Annette considered all of the things they’d done that could have pissed the Mesharom off, and sighed. Bellerophon had done exactly what they needed to, but there were going to be prices to be paid for what the Imperium had done to be able to build her.
“Can we relay to my secure office or should I be grabbing a shuttle?” she asked. She trusted Robin-Antionette to know what was needed.
“The only people we directly use the starcom to hide from are the Mesharom,” her secretary pointed out. “I’ll have them make the connection to your office once you initiate the lockdown protocol.”
“You know what you’re interrupting,” Annette said. “I hope this isn’t as bad as it could be.”
“Good luck, Your Grace.”
There was still some dim evening light shining into the office when Annette entered, and she took a moment to look out over Hong Kong’s skyline before she activated the lockdown.
She’d needed a city the whole world knew to act as her capital, and her own status as an American had meant that ch
oosing New York would have been favoritism.

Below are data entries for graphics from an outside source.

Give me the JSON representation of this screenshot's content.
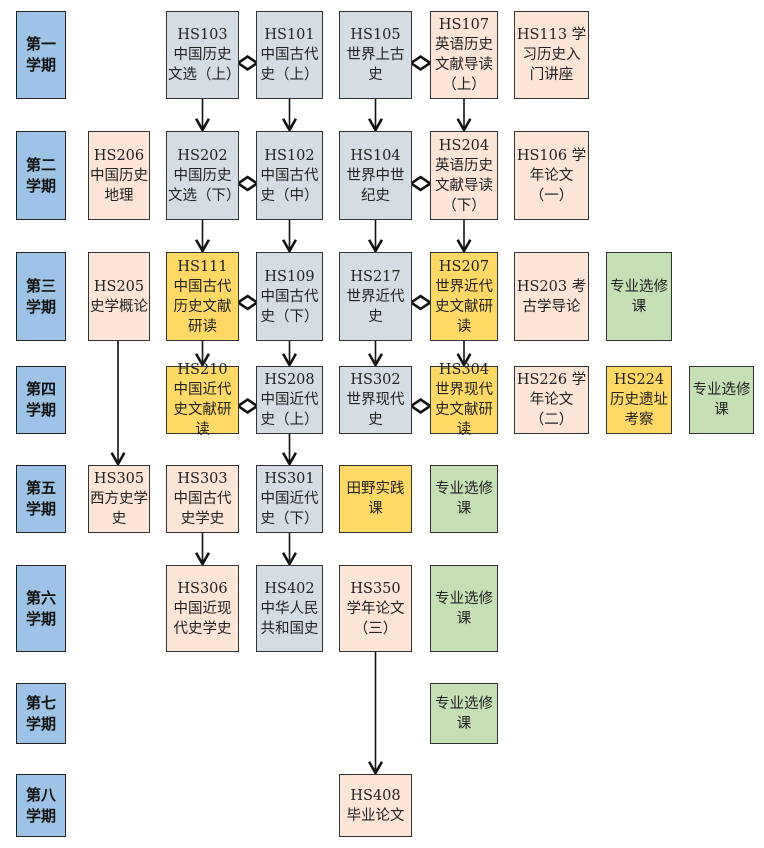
{
  "colors": {
    "semester": "#9dc3e6",
    "gray": "#d6dce4",
    "peach": "#fbe5d6",
    "yellow": "#ffd966",
    "green": "#c5e0b4"
  },
  "semesters": [
    "第一学期",
    "第二学期",
    "第三学期",
    "第四学期",
    "第五学期",
    "第六学期",
    "第七学期",
    "第八学期"
  ],
  "courses": [
    {
      "label": "HS103 中国历史文选（上）",
      "color": "gray"
    },
    {
      "label": "HS101 中国古代史（上）",
      "color": "gray"
    },
    {
      "label": "HS105 世界上古史",
      "color": "gray"
    },
    {
      "label": "HS107 英语历史文献导读（上）",
      "color": "peach"
    },
    {
      "label": "HS113 学习历史入门讲座",
      "color": "peach"
    },
    {
      "label": "HS206 中国历史地理",
      "color": "peach"
    },
    {
      "label": "HS202 中国历史文选（下）",
      "color": "gray"
    },
    {
      "label": "HS102 中国古代史（中）",
      "color": "gray"
    },
    {
      "label": "HS104 世界中世纪史",
      "color": "gray"
    },
    {
      "label": "HS204 英语历史文献导读（下）",
      "color": "peach"
    },
    {
      "label": "HS106 学年论文（一）",
      "color": "peach"
    },
    {
      "label": "HS205 史学概论",
      "color": "peach"
    },
    {
      "label": "HS111 中国古代历史文献研读",
      "color": "yellow"
    },
    {
      "label": "HS109 中国古代史（下）",
      "color": "gray"
    },
    {
      "label": "HS217 世界近代史",
      "color": "gray"
    },
    {
      "label": "HS207 世界近代史文献研读",
      "color": "yellow"
    },
    {
      "label": "HS203 考古学导论",
      "color": "peach"
    },
    {
      "label": "专业选修课",
      "color": "green"
    },
    {
      "label": "HS210 中国近代史文献研读",
      "color": "yellow"
    },
    {
      "label": "HS208 中国近代史（上）",
      "color": "gray"
    },
    {
      "label": "HS302 世界现代史",
      "color": "gray"
    },
    {
      "label": "HS304 世界现代史文献研读",
      "color": "yellow"
    },
    {
      "label": "HS226 学年论文（二）",
      "color": "peach"
    },
    {
      "label": "HS224 历史遗址考察",
      "color": "yellow"
    },
    {
      "label": "专业选修课",
      "color": "green"
    },
    {
      "label": "HS305 西方史学史",
      "color": "peach"
    },
    {
      "label": "HS303 中国古代史学史",
      "color": "peach"
    },
    {
      "label": "HS301 中国近代史（下）",
      "color": "gray"
    },
    {
      "label": "田野实践课",
      "color": "yellow"
    },
    {
      "label": "专业选修课",
      "color": "green"
    },
    {
      "label": "HS306 中国近现代史学史",
      "color": "peach"
    },
    {
      "label": "HS402 中华人民共和国史",
      "color": "gray"
    },
    {
      "label": "HS350 学年论文（三）",
      "color": "peach"
    },
    {
      "label": "专业选修课",
      "color": "green"
    },
    {
      "label": "专业选修课",
      "color": "green"
    },
    {
      "label": "HS408 毕业论文",
      "color": "peach"
    }
  ]
}
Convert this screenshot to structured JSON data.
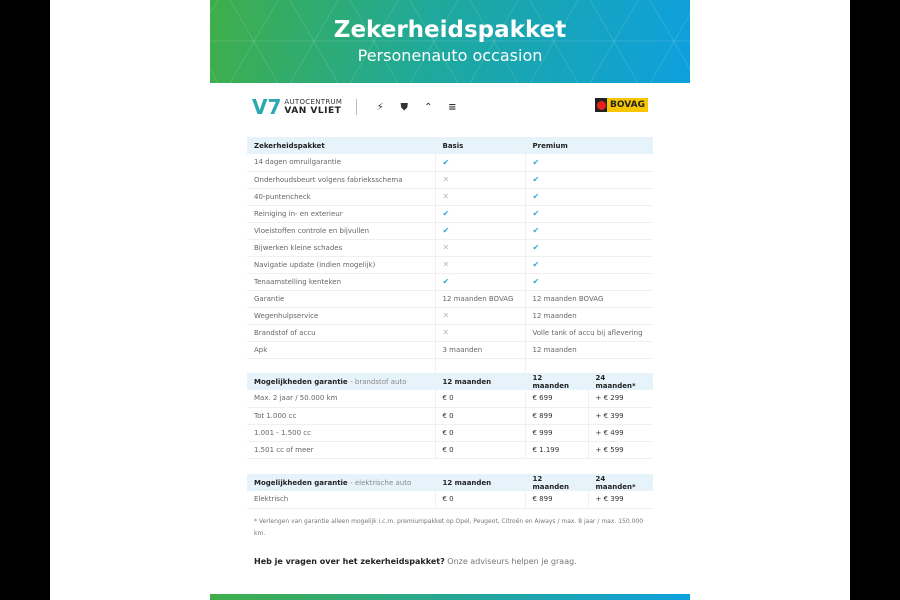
{
  "header": {
    "title": "Zekerheidspakket",
    "subtitle": "Personenauto occasion"
  },
  "logos": {
    "dealer_line1": "AUTOCENTRUM",
    "dealer_line2": "VAN VLIET",
    "brands": [
      "opel-logo",
      "peugeot-logo",
      "citroen-logo",
      "aiways-logo"
    ],
    "bovag": "BOVAG"
  },
  "package_table": {
    "headers": [
      "Zekerheidspakket",
      "Basis",
      "Premium"
    ],
    "rows": [
      {
        "label": "14 dagen omruilgarantie",
        "basis": "check",
        "premium": "check"
      },
      {
        "label": "Onderhoudsbeurt volgens fabrieksschema",
        "basis": "cross",
        "premium": "check"
      },
      {
        "label": "40-puntencheck",
        "basis": "cross",
        "premium": "check"
      },
      {
        "label": "Reiniging in- en exterieur",
        "basis": "check",
        "premium": "check"
      },
      {
        "label": "Vloeistoffen controle en bijvullen",
        "basis": "check",
        "premium": "check"
      },
      {
        "label": "Bijwerken kleine schades",
        "basis": "cross",
        "premium": "check"
      },
      {
        "label": "Navigatie update (indien mogelijk)",
        "basis": "cross",
        "premium": "check"
      },
      {
        "label": "Tenaamstelling kenteken",
        "basis": "check",
        "premium": "check"
      },
      {
        "label": "Garantie",
        "basis": "12 maanden BOVAG",
        "premium": "12 maanden BOVAG"
      },
      {
        "label": "Wegenhulpservice",
        "basis": "cross",
        "premium": "12 maanden"
      },
      {
        "label": "Brandstof of accu",
        "basis": "cross",
        "premium": "Volle tank of accu bij aflevering"
      },
      {
        "label": "Apk",
        "basis": "3 maanden",
        "premium": "12 maanden"
      }
    ]
  },
  "fuel_table": {
    "title": "Mogelijkheden garantie",
    "subtitle": "- brandstof auto",
    "headers": [
      "12 maanden",
      "12 maanden",
      "24 maanden*"
    ],
    "rows": [
      [
        "Max. 2 jaar / 50.000 km",
        "€ 0",
        "€ 699",
        "+ € 299"
      ],
      [
        "Tot 1.000 cc",
        "€ 0",
        "€ 899",
        "+ € 399"
      ],
      [
        "1.001 - 1.500 cc",
        "€ 0",
        "€ 999",
        "+ € 499"
      ],
      [
        "1.501 cc of meer",
        "€ 0",
        "€ 1.199",
        "+ € 599"
      ]
    ]
  },
  "electric_table": {
    "title": "Mogelijkheden garantie",
    "subtitle": "- elektrische auto",
    "headers": [
      "12 maanden",
      "12 maanden",
      "24 maanden*"
    ],
    "rows": [
      [
        "Elektrisch",
        "€ 0",
        "€ 899",
        "+ € 399"
      ]
    ]
  },
  "footnote": "* Verlengen van garantie alleen mogelijk i.c.m. premiumpakket op Opel, Peugeot, Citroën en Aiways / max. 8 jaar / max. 150.000 km.",
  "question": {
    "bold": "Heb je vragen over het zekerheidspakket?",
    "text": " Onze adviseurs helpen je graag."
  },
  "colors": {
    "green": "#3fae49",
    "blue": "#0ea0de",
    "check": "#2ea8d8",
    "header_row": "#e6f3fb"
  }
}
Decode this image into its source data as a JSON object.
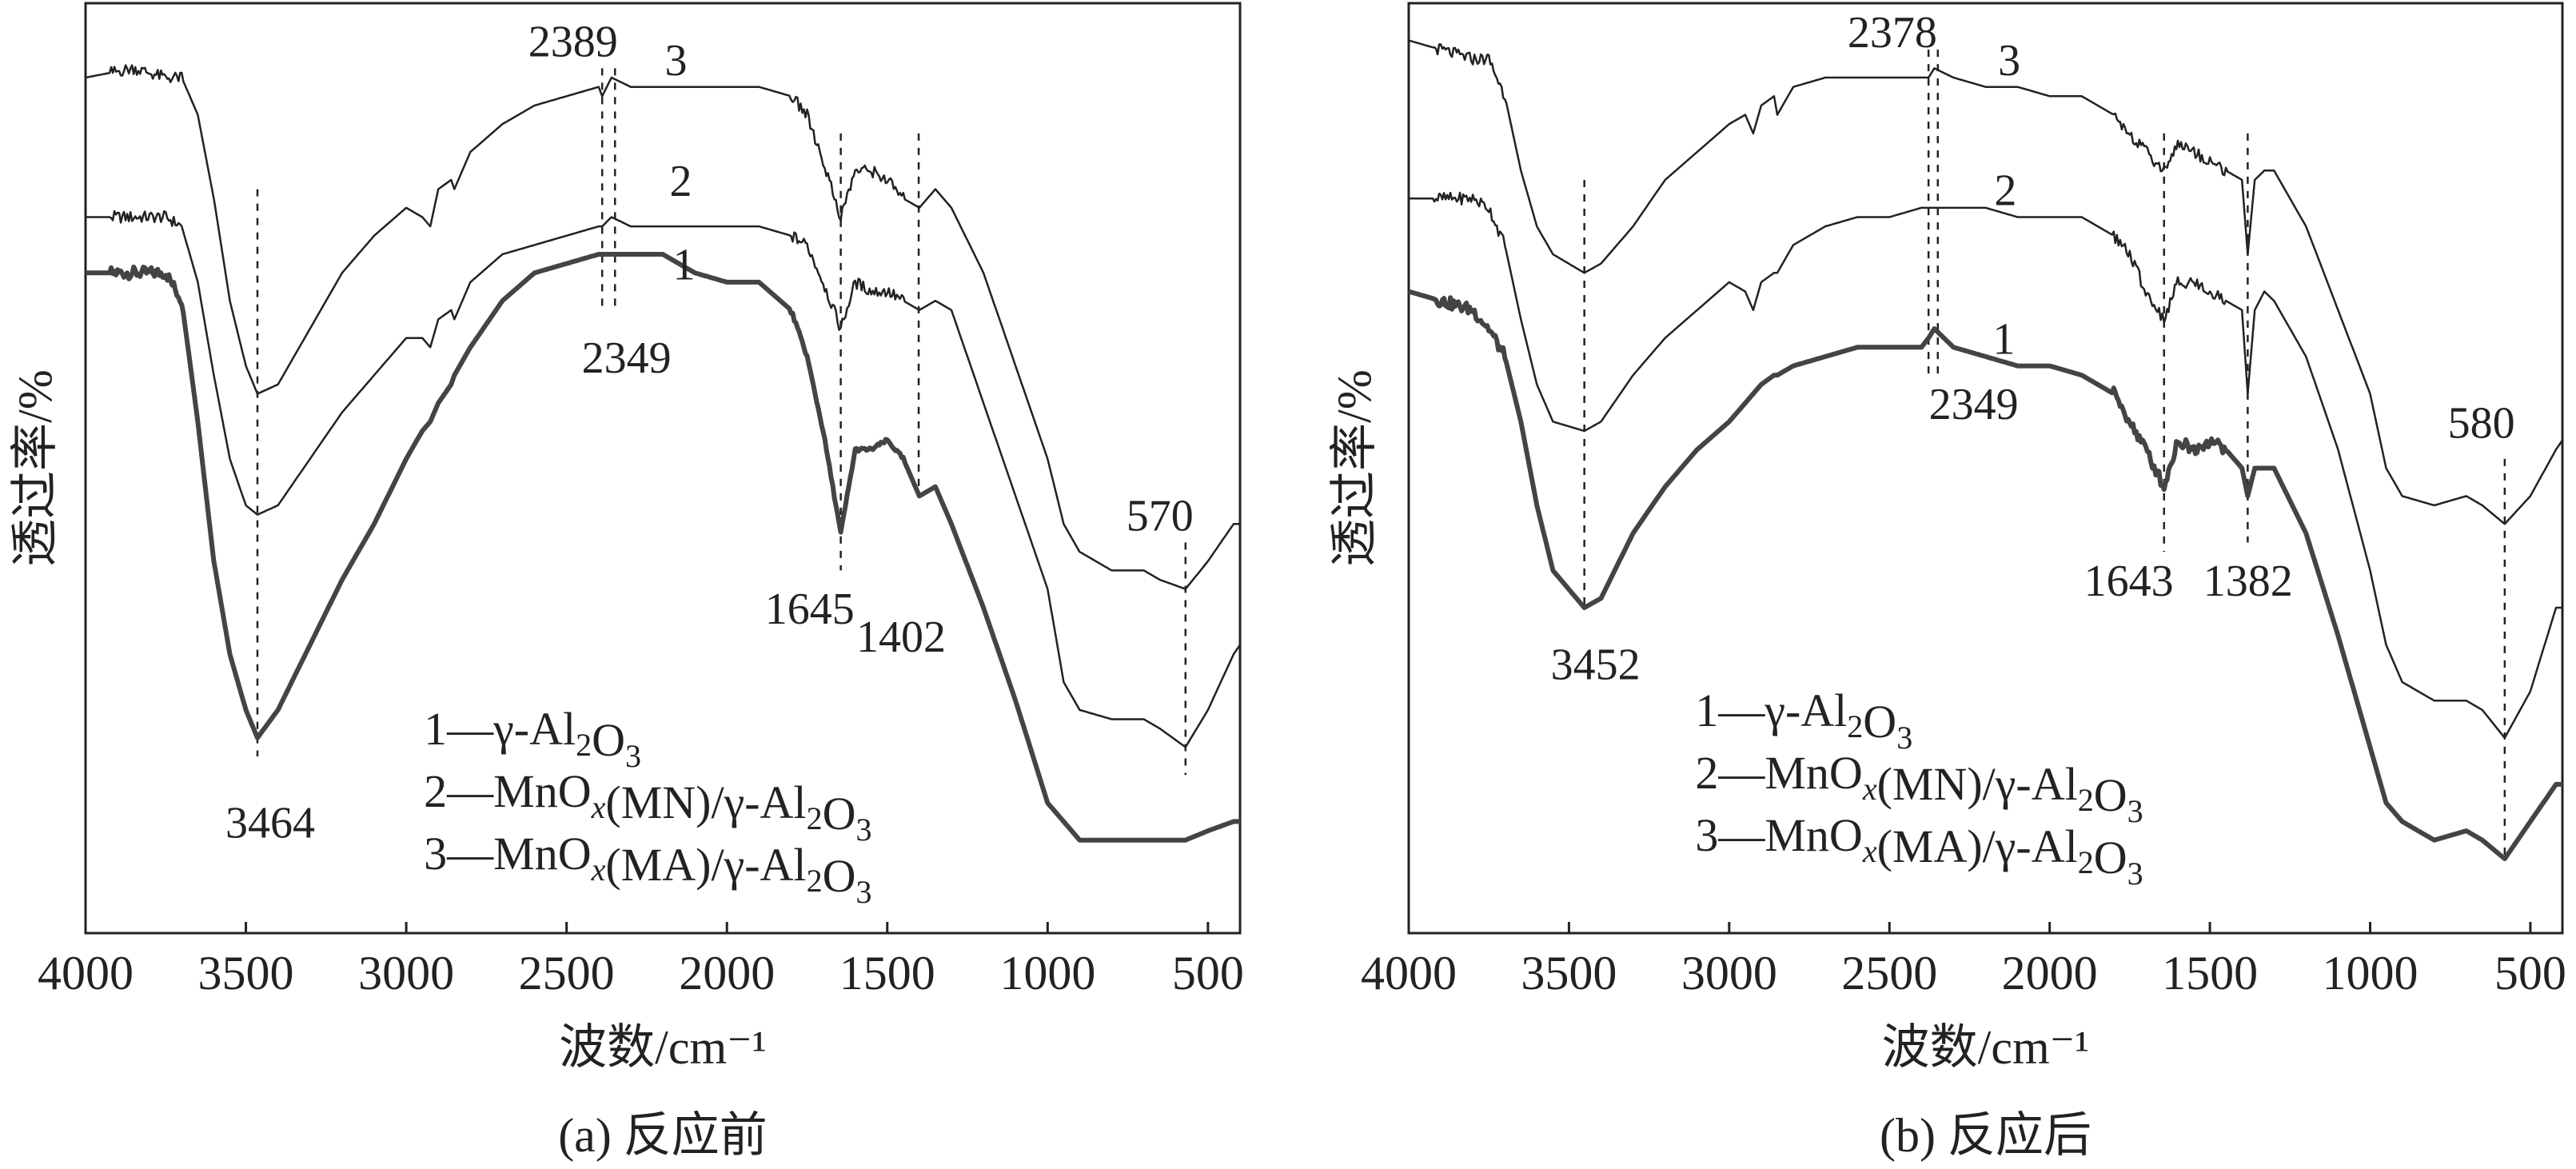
{
  "chart_data": [
    {
      "type": "line",
      "caption": "(a) 反应前",
      "xlabel": "波数/cm⁻¹",
      "ylabel": "透过率/%",
      "xlim": [
        4000,
        400
      ],
      "ylim": [
        0,
        100
      ],
      "y_units": "arbitrary (relative transmittance)",
      "xticks": [
        "4000",
        "3500",
        "3000",
        "2500",
        "2000",
        "1500",
        "1000",
        "500"
      ],
      "grid": false,
      "x": [
        4000,
        3850,
        3750,
        3700,
        3650,
        3600,
        3550,
        3500,
        3464,
        3400,
        3300,
        3200,
        3100,
        3000,
        2950,
        2925,
        2900,
        2860,
        2850,
        2800,
        2700,
        2600,
        2500,
        2400,
        2389,
        2360,
        2300,
        2200,
        2100,
        2000,
        1900,
        1800,
        1750,
        1700,
        1645,
        1600,
        1550,
        1500,
        1450,
        1400,
        1350,
        1300,
        1200,
        1100,
        1000,
        950,
        900,
        800,
        700,
        650,
        570,
        500,
        420,
        400
      ],
      "series": [
        {
          "name": "1",
          "bold": true,
          "label": "1",
          "label_pos": [
            2134,
            72
          ],
          "values": [
            71,
            71,
            71,
            68,
            55,
            40,
            30,
            24,
            21,
            24,
            31,
            38,
            44,
            51,
            54,
            55,
            57,
            59,
            60,
            63,
            68,
            71,
            72,
            73,
            73,
            73,
            73,
            73,
            71,
            70,
            70,
            67,
            62,
            54,
            43,
            52,
            52,
            53,
            51,
            47,
            48,
            44,
            35,
            25,
            14,
            12,
            10,
            10,
            10,
            10,
            10,
            11,
            12,
            12
          ]
        },
        {
          "name": "2",
          "bold": false,
          "label": "2",
          "label_pos": [
            2144,
            81
          ],
          "values": [
            77,
            77,
            77,
            76,
            70,
            60,
            51,
            46,
            45,
            46,
            51,
            56,
            60,
            64,
            64,
            63,
            66,
            67,
            66,
            70,
            73,
            74,
            75,
            76,
            76,
            77,
            76,
            76,
            76,
            76,
            76,
            75,
            74,
            70,
            65,
            70,
            69,
            69,
            68,
            67,
            68,
            67,
            57,
            47,
            37,
            27,
            24,
            23,
            23,
            22,
            20,
            24,
            30,
            31
          ]
        },
        {
          "name": "3",
          "bold": false,
          "label": "3",
          "label_pos": [
            2159,
            94
          ],
          "values": [
            92,
            93,
            92,
            92,
            88,
            79,
            68,
            61,
            58,
            59,
            65,
            71,
            75,
            78,
            77,
            76,
            80,
            81,
            80,
            84,
            87,
            89,
            90,
            91,
            90,
            92,
            91,
            91,
            91,
            91,
            91,
            90,
            88,
            83,
            77,
            82,
            82,
            81,
            79,
            78,
            80,
            78,
            71,
            61,
            51,
            44,
            41,
            39,
            39,
            38,
            37,
            40,
            44,
            44
          ]
        }
      ],
      "marker_lines": [
        {
          "x": 3464,
          "y": [
            80,
            19
          ]
        },
        {
          "x": 2389,
          "y": [
            93,
            67
          ]
        },
        {
          "x": 2349,
          "y": [
            93,
            67
          ]
        },
        {
          "x": 1645,
          "y": [
            86,
            39
          ]
        },
        {
          "x": 1402,
          "y": [
            86,
            47
          ]
        },
        {
          "x": 570,
          "y": [
            42,
            17
          ]
        }
      ],
      "annotations": [
        {
          "text": "2389",
          "pos": [
            2480,
            96
          ]
        },
        {
          "text": "2349",
          "pos": [
            2313,
            62
          ]
        },
        {
          "text": "3464",
          "pos": [
            3424,
            12
          ]
        },
        {
          "text": "1645",
          "pos": [
            1742,
            35
          ]
        },
        {
          "text": "1402",
          "pos": [
            1457,
            32
          ]
        },
        {
          "text": "570",
          "pos": [
            650,
            45
          ]
        }
      ],
      "legend": {
        "anchor": [
          2945,
          22
        ],
        "entries": [
          [
            [
              "1—γ-Al",
              ""
            ],
            [
              "2",
              "sub"
            ],
            [
              "O",
              ""
            ],
            [
              "3",
              "sub"
            ]
          ],
          [
            [
              "2—MnO",
              ""
            ],
            [
              "x",
              "subi"
            ],
            [
              "(MN)/γ-Al",
              ""
            ],
            [
              "2",
              "sub"
            ],
            [
              "O",
              ""
            ],
            [
              "3",
              "sub"
            ]
          ],
          [
            [
              "3—MnO",
              ""
            ],
            [
              "x",
              "subi"
            ],
            [
              "(MA)/γ-Al",
              ""
            ],
            [
              "2",
              "sub"
            ],
            [
              "O",
              ""
            ],
            [
              "3",
              "sub"
            ]
          ]
        ]
      }
    },
    {
      "type": "line",
      "caption": "(b) 反应后",
      "xlabel": "波数/cm⁻¹",
      "ylabel": "透过率/%",
      "xlim": [
        4000,
        400
      ],
      "ylim": [
        0,
        100
      ],
      "y_units": "arbitrary (relative transmittance)",
      "xticks": [
        "4000",
        "3500",
        "3000",
        "2500",
        "2000",
        "1500",
        "1000",
        "500"
      ],
      "grid": false,
      "x": [
        4000,
        3900,
        3800,
        3750,
        3700,
        3650,
        3600,
        3550,
        3452,
        3400,
        3300,
        3200,
        3100,
        3000,
        2950,
        2925,
        2900,
        2860,
        2850,
        2800,
        2700,
        2600,
        2500,
        2400,
        2378,
        2360,
        2300,
        2200,
        2100,
        2000,
        1900,
        1800,
        1750,
        1700,
        1643,
        1600,
        1550,
        1500,
        1450,
        1400,
        1382,
        1360,
        1330,
        1300,
        1200,
        1100,
        1000,
        950,
        900,
        800,
        700,
        650,
        580,
        500,
        420,
        400
      ],
      "series": [
        {
          "name": "1",
          "bold": true,
          "label": "1",
          "label_pos": [
            2143,
            64
          ],
          "values": [
            69,
            68,
            67,
            65,
            62,
            55,
            46,
            39,
            35,
            36,
            43,
            48,
            52,
            55,
            57,
            58,
            59,
            60,
            60,
            61,
            62,
            63,
            63,
            63,
            64,
            65,
            63,
            62,
            61,
            61,
            60,
            58,
            55,
            52,
            48,
            53,
            52,
            53,
            52,
            50,
            47,
            50,
            50,
            50,
            43,
            32,
            20,
            14,
            12,
            10,
            11,
            10,
            8,
            12,
            16,
            16
          ]
        },
        {
          "name": "2",
          "bold": false,
          "label": "2",
          "label_pos": [
            2138,
            80
          ],
          "values": [
            79,
            79,
            79,
            78,
            74,
            66,
            59,
            55,
            54,
            55,
            60,
            64,
            67,
            70,
            69,
            67,
            70,
            71,
            71,
            74,
            76,
            77,
            77,
            78,
            78,
            78,
            78,
            78,
            77,
            77,
            77,
            75,
            73,
            69,
            66,
            70,
            70,
            69,
            68,
            67,
            58,
            67,
            69,
            68,
            62,
            52,
            39,
            31,
            27,
            25,
            25,
            24,
            21,
            26,
            35,
            35
          ]
        },
        {
          "name": "3",
          "bold": false,
          "label": "3",
          "label_pos": [
            2126,
            94
          ],
          "values": [
            96,
            95,
            94,
            94,
            90,
            82,
            76,
            73,
            71,
            72,
            76,
            81,
            84,
            87,
            88,
            86,
            89,
            90,
            88,
            91,
            92,
            92,
            92,
            92,
            92,
            93,
            92,
            91,
            91,
            90,
            90,
            88,
            86,
            84,
            82,
            85,
            84,
            83,
            82,
            81,
            73,
            81,
            82,
            82,
            76,
            67,
            58,
            50,
            47,
            46,
            47,
            46,
            44,
            47,
            52,
            53
          ]
        }
      ],
      "marker_lines": [
        {
          "x": 3452,
          "y": [
            81,
            35
          ]
        },
        {
          "x": 2378,
          "y": [
            95,
            60
          ]
        },
        {
          "x": 2349,
          "y": [
            95,
            60
          ]
        },
        {
          "x": 1643,
          "y": [
            86,
            41
          ]
        },
        {
          "x": 1382,
          "y": [
            86,
            42
          ]
        },
        {
          "x": 580,
          "y": [
            51,
            8
          ]
        }
      ],
      "annotations": [
        {
          "text": "2378",
          "pos": [
            2491,
            97
          ]
        },
        {
          "text": "2349",
          "pos": [
            2237,
            57
          ]
        },
        {
          "text": "3452",
          "pos": [
            3417,
            29
          ]
        },
        {
          "text": "1643",
          "pos": [
            1753,
            38
          ]
        },
        {
          "text": "1382",
          "pos": [
            1381,
            38
          ]
        },
        {
          "text": "580",
          "pos": [
            653,
            55
          ]
        }
      ],
      "legend": {
        "anchor": [
          3106,
          24
        ],
        "entries": [
          [
            [
              "1—γ-Al",
              ""
            ],
            [
              "2",
              "sub"
            ],
            [
              "O",
              ""
            ],
            [
              "3",
              "sub"
            ]
          ],
          [
            [
              "2—MnO",
              ""
            ],
            [
              "x",
              "subi"
            ],
            [
              "(MN)/γ-Al",
              ""
            ],
            [
              "2",
              "sub"
            ],
            [
              "O",
              ""
            ],
            [
              "3",
              "sub"
            ]
          ],
          [
            [
              "3—MnO",
              ""
            ],
            [
              "x",
              "subi"
            ],
            [
              "(MA)/γ-Al",
              ""
            ],
            [
              "2",
              "sub"
            ],
            [
              "O",
              ""
            ],
            [
              "3",
              "sub"
            ]
          ]
        ]
      }
    }
  ]
}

That had left her with only a handful of options, and Hong Kong had fit their needs well.
Wuxing Tower, the main center of the Duchy’s government, was easily visible from her penthouse apartment. Several smaller towers around the city had been absorbed into the government now as well. Annette’s determination to maintain a lean government had collided with the sheer necessity of governing a planet of some eleven billion people.
The Terran Development Corporation took up almost as much space in Hong Kong as the Duchy did, with its just-sufficient separation of authority from the Duchy to meet the Imperial standard. The Duchy owned every world and star system within forty light-years of Sol—that was how the Imperium met their Kovius Treaty obligations—but those worlds were governed by the Imperium.
That over half of the Board of Directors of the TDC were also members of Annette’s Ducal Council was an expected reality of that situation.
With a sigh, she pressed the button next to the window that took her office into lockdown. Heavy shutters closed over the doors and windows, and a dozen other less obvious security measures took effect.
Sitting at her desk, she made sure the channel linking her to the starcom station in orbit was active and encrypted, and then waited for the Mesharom to make contact.
Thankfully, she didn’t have to wait long. Within a minute of her signaling that she was available to the AI setting up the call, the half-scale holographic image of a Mesharom appeared in front of her desk.
The shrunken caterpillar-like creature was familiar, and she inclined her head.
“Interpreter-Captain Adamase,” she greeted the alien. The Mesharom final-bearer had led the flotilla that had intervened at Alpha Centauri.
“Interpreter-Shepherd Adamase,” the Mesharom corrected calmly, and Annette nodded in understanding. Adamase, it seemed, had gone up in the world since the Centauri Incident.